I have a plan but I need some more information.  Is there any
personalization done by the boot setup process?  Do our UUID's
or any other specific information pertaining to the installation
make it in to the initrd files?

	While reading about the boot process, it doesn't appear
that the initrd files or initranfs are personalized with anything
pertaining to this computer and this installation.

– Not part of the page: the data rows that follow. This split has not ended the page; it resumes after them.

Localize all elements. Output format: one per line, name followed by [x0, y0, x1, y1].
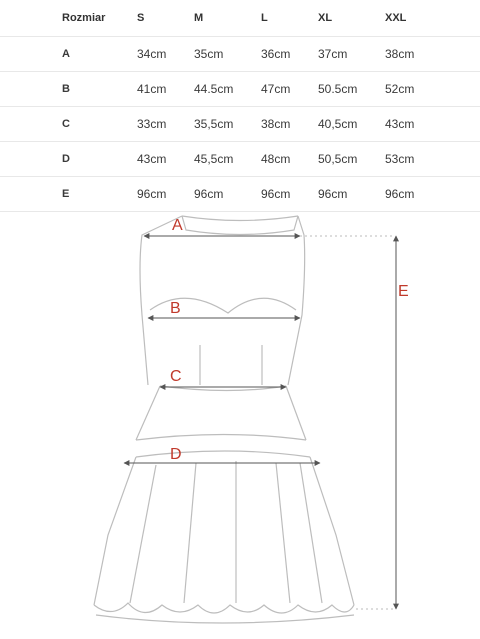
row-label: A — [62, 48, 70, 60]
label-a: A — [172, 217, 183, 234]
table-cell: 96cm — [194, 187, 224, 201]
header-cell-xxl: XXL — [385, 12, 407, 24]
table-cell: 33cm — [137, 117, 167, 131]
table-cell: 96cm — [385, 187, 415, 201]
row-label: D — [62, 153, 70, 165]
label-d: D — [170, 446, 182, 463]
measurement-lines — [124, 236, 396, 609]
table-cell: 45,5cm — [194, 152, 234, 166]
table-header-row — [0, 0, 480, 37]
header-cell-s: S — [137, 12, 145, 24]
table-cell: 40,5cm — [318, 117, 358, 131]
table-cell: 38cm — [385, 47, 415, 61]
table-row-c — [0, 107, 480, 142]
row-label: B — [62, 83, 70, 95]
table-cell: 96cm — [318, 187, 348, 201]
header-cell-rozmiar: Rozmiar — [62, 12, 106, 24]
table-cell: 44.5cm — [194, 82, 234, 96]
label-e: E — [398, 283, 409, 300]
row-label: E — [62, 188, 70, 200]
dress-outline — [94, 216, 354, 623]
table-cell: 43cm — [137, 152, 167, 166]
table-cell: 34cm — [137, 47, 167, 61]
table-cell: 96cm — [261, 187, 291, 201]
header-cell-xl: XL — [318, 12, 333, 24]
header-cell-l: L — [261, 12, 268, 24]
table-cell: 96cm — [137, 187, 167, 201]
table-cell: 38cm — [261, 117, 291, 131]
table-cell: 41cm — [137, 82, 167, 96]
table-row-d — [0, 142, 480, 177]
label-c: C — [170, 368, 182, 385]
row-label: C — [62, 118, 70, 130]
label-b: B — [170, 300, 181, 317]
table-cell: 37cm — [318, 47, 348, 61]
measurement-labels — [170, 217, 409, 463]
table-cell: 35,5cm — [194, 117, 234, 131]
dress-diagram — [0, 205, 480, 639]
size-table — [0, 0, 480, 212]
table-cell: 36cm — [261, 47, 291, 61]
header-cell-m: M — [194, 12, 204, 24]
table-row-b — [0, 72, 480, 107]
table-row-a — [0, 37, 480, 72]
table-cell: 52cm — [385, 82, 415, 96]
table-cell: 48cm — [261, 152, 291, 166]
table-cell: 35cm — [194, 47, 224, 61]
table-cell: 50.5cm — [318, 82, 358, 96]
table-cell: 43cm — [385, 117, 415, 131]
table-cell: 47cm — [261, 82, 291, 96]
table-cell: 50,5cm — [318, 152, 358, 166]
table-cell: 53cm — [385, 152, 415, 166]
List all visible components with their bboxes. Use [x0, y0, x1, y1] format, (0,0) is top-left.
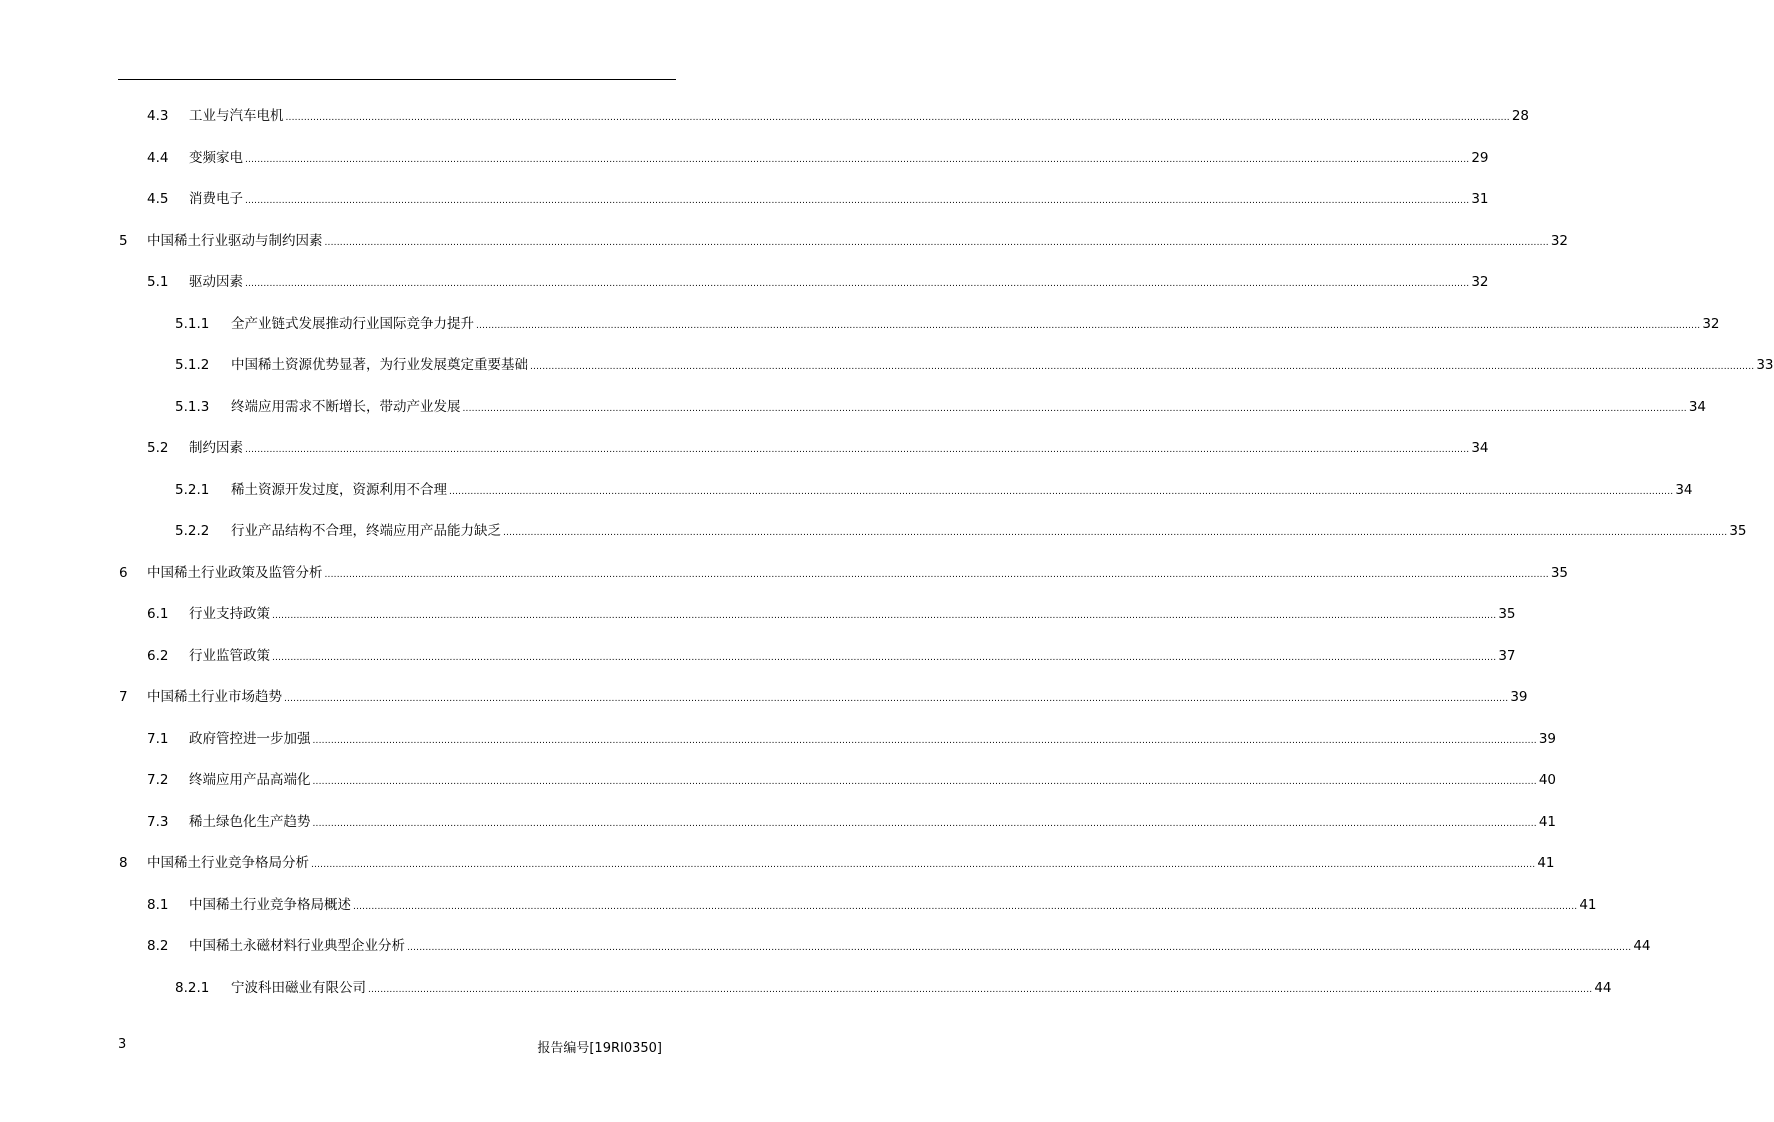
toc-entry-page: 35 [1729, 523, 1747, 539]
toc-entry-title: 政府管控进一步加强 [189, 730, 311, 747]
toc-entry-number: 6.2 [147, 647, 169, 664]
toc-entry-number: 4.3 [147, 108, 169, 124]
toc-entry[interactable] [0, 470, 1693, 512]
toc-entry-title: 驱动因素 [189, 274, 243, 290]
footer-report-id: 报告编号[19RI0350] [537, 1041, 662, 1056]
toc-entry-number: 5.2.1 [175, 481, 210, 498]
toc-dot-leader: ................................................................................................................................................................................................................................................................................................................................................................................................................ [353, 901, 1578, 912]
toc-entry-title: 行业产品结构不合理，终端应用产品能力缺乏 [231, 523, 501, 539]
toc-dot-leader: ................................................................................................................................................................................................................................................................................................................................................................................................................ [503, 528, 1728, 538]
toc-entry-title: 中国稀土永磁材料行业典型企业分析 [189, 938, 405, 954]
toc-entry-number: 8.2.1 [175, 979, 210, 996]
toc-entry-page: 31 [1471, 191, 1489, 207]
toc-entry-page: 34 [1688, 398, 1707, 415]
toc-entry-line [189, 802, 1557, 846]
toc-entry-title: 中国稀土行业驱动与制约因素 [147, 232, 323, 249]
toc-entry-line [231, 304, 1720, 348]
toc-entry[interactable] [0, 885, 1597, 927]
toc-entry-number: 8.1 [147, 896, 169, 913]
toc-entry-number: 5.1.3 [175, 398, 210, 415]
toc-entry-line [147, 221, 1569, 265]
toc-entry-line [147, 553, 1569, 597]
toc-entry[interactable] [0, 802, 1557, 844]
toc-dot-leader: ................................................................................................................................................................................................................................................................................................................................................................................................................ [245, 445, 1470, 455]
toc-entry[interactable] [0, 594, 1516, 636]
toc-entry-page: 41 [1537, 855, 1555, 871]
toc-entry[interactable] [0, 511, 1747, 553]
toc-entry-line [231, 387, 1707, 431]
toc-dot-leader: ................................................................................................................................................................................................................................................................................................................................................................................................................ [312, 818, 1537, 829]
toc-dot-leader: ................................................................................................................................................................................................................................................................................................................................................................................................................ [462, 403, 1687, 414]
toc-entry[interactable] [0, 968, 1612, 1010]
toc-entry-page: 32 [1550, 232, 1569, 249]
toc-entry-number: 5.1.2 [175, 357, 210, 373]
toc-entry-line [189, 636, 1516, 680]
toc-entry[interactable] [0, 760, 1557, 802]
toc-entry-title: 行业监管政策 [189, 647, 270, 664]
toc-dot-leader: ................................................................................................................................................................................................................................................................................................................................................................................................................ [284, 694, 1509, 704]
toc-entry-number: 8 [119, 855, 128, 871]
toc-entry-page: 35 [1550, 564, 1569, 581]
toc-entry-page: 32 [1471, 274, 1489, 290]
table-of-contents [0, 96, 1774, 1009]
toc-entry-title: 宁波科田磁业有限公司 [231, 979, 366, 996]
toc-entry-number: 7.2 [147, 772, 169, 788]
toc-entry-line [189, 719, 1557, 763]
toc-entry-page: 44 [1633, 938, 1651, 954]
header-rule [118, 79, 676, 80]
toc-entry-line [189, 179, 1489, 223]
toc-entry[interactable] [0, 262, 1489, 304]
toc-entry-page: 44 [1594, 979, 1612, 996]
toc-entry[interactable] [0, 926, 1651, 968]
toc-entry-title: 中国稀土资源优势显著，为行业发展奠定重要基础 [231, 357, 528, 373]
toc-entry-title: 制约因素 [189, 440, 243, 456]
toc-entry-page: 41 [1579, 896, 1597, 913]
toc-entry-number: 6 [119, 564, 128, 581]
toc-dot-leader: ................................................................................................................................................................................................................................................................................................................................................................................................................ [476, 320, 1701, 331]
footer-page-number: 3 [118, 1037, 127, 1052]
toc-dot-leader: ................................................................................................................................................................................................................................................................................................................................................................................................................ [312, 735, 1537, 746]
toc-entry[interactable] [0, 677, 1528, 719]
toc-entry-line [189, 96, 1530, 140]
toc-entry[interactable] [0, 428, 1489, 470]
toc-entry-line [231, 511, 1747, 555]
toc-entry-page: 34 [1471, 440, 1489, 456]
toc-entry-page: 34 [1675, 481, 1693, 498]
toc-entry[interactable] [0, 304, 1720, 346]
toc-entry-line [189, 138, 1489, 182]
toc-entry[interactable] [0, 221, 1569, 263]
toc-entry-page: 37 [1498, 647, 1516, 664]
toc-entry-page: 40 [1538, 772, 1557, 788]
toc-dot-leader: ................................................................................................................................................................................................................................................................................................................................................................................................................ [285, 113, 1510, 123]
toc-entry-line [189, 885, 1597, 929]
toc-entry-line [189, 594, 1516, 638]
toc-entry[interactable] [0, 387, 1707, 429]
toc-entry-number: 4.5 [147, 191, 169, 207]
toc-entry-line [189, 428, 1489, 472]
toc-entry-line [189, 926, 1651, 970]
toc-entry-page: 28 [1511, 108, 1530, 124]
toc-dot-leader: ................................................................................................................................................................................................................................................................................................................................................................................................................ [245, 279, 1470, 289]
toc-entry-line [231, 968, 1612, 1012]
toc-entry[interactable] [0, 138, 1489, 180]
toc-dot-leader: ................................................................................................................................................................................................................................................................................................................................................................................................................ [530, 362, 1755, 372]
toc-entry-title: 工业与汽车电机 [189, 108, 284, 124]
toc-entry-number: 7 [119, 689, 128, 705]
toc-dot-leader: ................................................................................................................................................................................................................................................................................................................................................................................................................ [245, 196, 1470, 206]
toc-entry-page: 35 [1498, 606, 1516, 622]
toc-entry-title: 中国稀土行业市场趋势 [147, 689, 282, 705]
toc-entry[interactable] [0, 636, 1516, 678]
toc-entry-title: 中国稀土行业竞争格局分析 [147, 855, 309, 871]
toc-entry-page: 33 [1756, 357, 1774, 373]
toc-dot-leader: ................................................................................................................................................................................................................................................................................................................................................................................................................ [449, 486, 1674, 497]
toc-dot-leader: ................................................................................................................................................................................................................................................................................................................................................................................................................ [312, 777, 1537, 787]
toc-entry[interactable] [0, 843, 1555, 885]
toc-entry-title: 终端应用产品高端化 [189, 772, 311, 788]
toc-entry-title: 中国稀土行业政策及监管分析 [147, 564, 323, 581]
toc-dot-leader: ................................................................................................................................................................................................................................................................................................................................................................................................................ [272, 611, 1497, 621]
toc-entry-page: 29 [1471, 149, 1489, 166]
toc-entry-title: 全产业链式发展推动行业国际竞争力提升 [231, 315, 474, 332]
toc-entry-number: 7.1 [147, 730, 169, 747]
toc-dot-leader: ................................................................................................................................................................................................................................................................................................................................................................................................................ [324, 237, 1549, 248]
toc-entry-line [231, 345, 1774, 389]
toc-entry-number: 5.2 [147, 440, 169, 456]
toc-entry-title: 中国稀土行业竞争格局概述 [189, 896, 351, 913]
toc-dot-leader: ................................................................................................................................................................................................................................................................................................................................................................................................................ [272, 652, 1497, 663]
toc-entry-number: 5.2.2 [175, 523, 210, 539]
toc-entry-title: 变频家电 [189, 149, 243, 166]
toc-entry-page: 39 [1510, 689, 1528, 705]
toc-entry-title: 终端应用需求不断增长，带动产业发展 [231, 398, 461, 415]
toc-entry-page: 32 [1702, 315, 1720, 332]
toc-entry-title: 稀土绿色化生产趋势 [189, 813, 311, 830]
toc-entry-line [189, 760, 1557, 804]
toc-entry-number: 5.1.1 [175, 315, 210, 332]
toc-dot-leader: ................................................................................................................................................................................................................................................................................................................................................................................................................ [324, 569, 1549, 580]
toc-entry[interactable] [0, 553, 1569, 595]
toc-entry-line [147, 677, 1528, 721]
toc-entry-line [189, 262, 1489, 306]
toc-entry[interactable] [0, 345, 1774, 387]
toc-entry-title: 行业支持政策 [189, 606, 270, 622]
toc-entry-page: 41 [1538, 813, 1557, 830]
toc-entry-page: 39 [1538, 730, 1557, 747]
toc-entry-number: 5.1 [147, 274, 169, 290]
toc-dot-leader: ................................................................................................................................................................................................................................................................................................................................................................................................................ [368, 984, 1593, 995]
toc-dot-leader: ................................................................................................................................................................................................................................................................................................................................................................................................................ [407, 943, 1632, 953]
toc-dot-leader: ................................................................................................................................................................................................................................................................................................................................................................................................................ [311, 860, 1536, 870]
toc-entry-number: 6.1 [147, 606, 169, 622]
toc-entry-number: 8.2 [147, 938, 169, 954]
toc-entry[interactable] [0, 719, 1557, 761]
toc-entry-number: 7.3 [147, 813, 169, 830]
toc-entry-number: 4.4 [147, 149, 169, 166]
toc-entry[interactable] [0, 96, 1530, 138]
toc-entry-title: 消费电子 [189, 191, 243, 207]
toc-entry-number: 5 [119, 232, 128, 249]
toc-entry-line [147, 843, 1555, 887]
toc-entry-title: 稀土资源开发过度，资源利用不合理 [231, 481, 447, 498]
toc-entry[interactable] [0, 179, 1489, 221]
toc-dot-leader: ................................................................................................................................................................................................................................................................................................................................................................................................................ [245, 154, 1470, 165]
toc-entry-line [231, 470, 1693, 514]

	If that is so, then two computers using the same
processor type should be able to use copies of the same initrd files
and the only thing that is personalized on an individual computer
is all the grub configuration in which the UUID's of at least /
and /swap partitions are sprinkled throughout grub.cfg and
/etc/default/grub.

	One should be able to write a program to get the
appropriate UUID's out of fstab on the working system
and translate them in to corresponding UUID's for the system on
the operating table.

	If the target system actually boots, it is probably a
good idea to run update-grub to make sure that still produces a
working boot but this would still more than likely produce the
same results if this process works in the first place.  It's also
possible that the reconstructed grub setup is okay except for the
drive designation which usually starts out as /dev/sda1.  On my
good Buster system, this is now /dev/sdc1 and on the sick one,
the attempt is being made on /dev/sda1.

	The idea here is to copy the concept of what is happening
rather than the literal configurations which definitely will
never work unless one used dd to generate the clone drive and I
have actually done that once and it worked but the cloned system
was then adapted for other uses.  Here, all I want to do is
rescue the boot process so it lives on and not have to reinstall
everything else.

	As an aside, one ought to be able to do something like
this.  It makes life a lot simpler.  Both systems are using the
same kernel and versions of the same processor the only real
differences are the UUID's.  The grub configurations of both are
the same down to the serial console.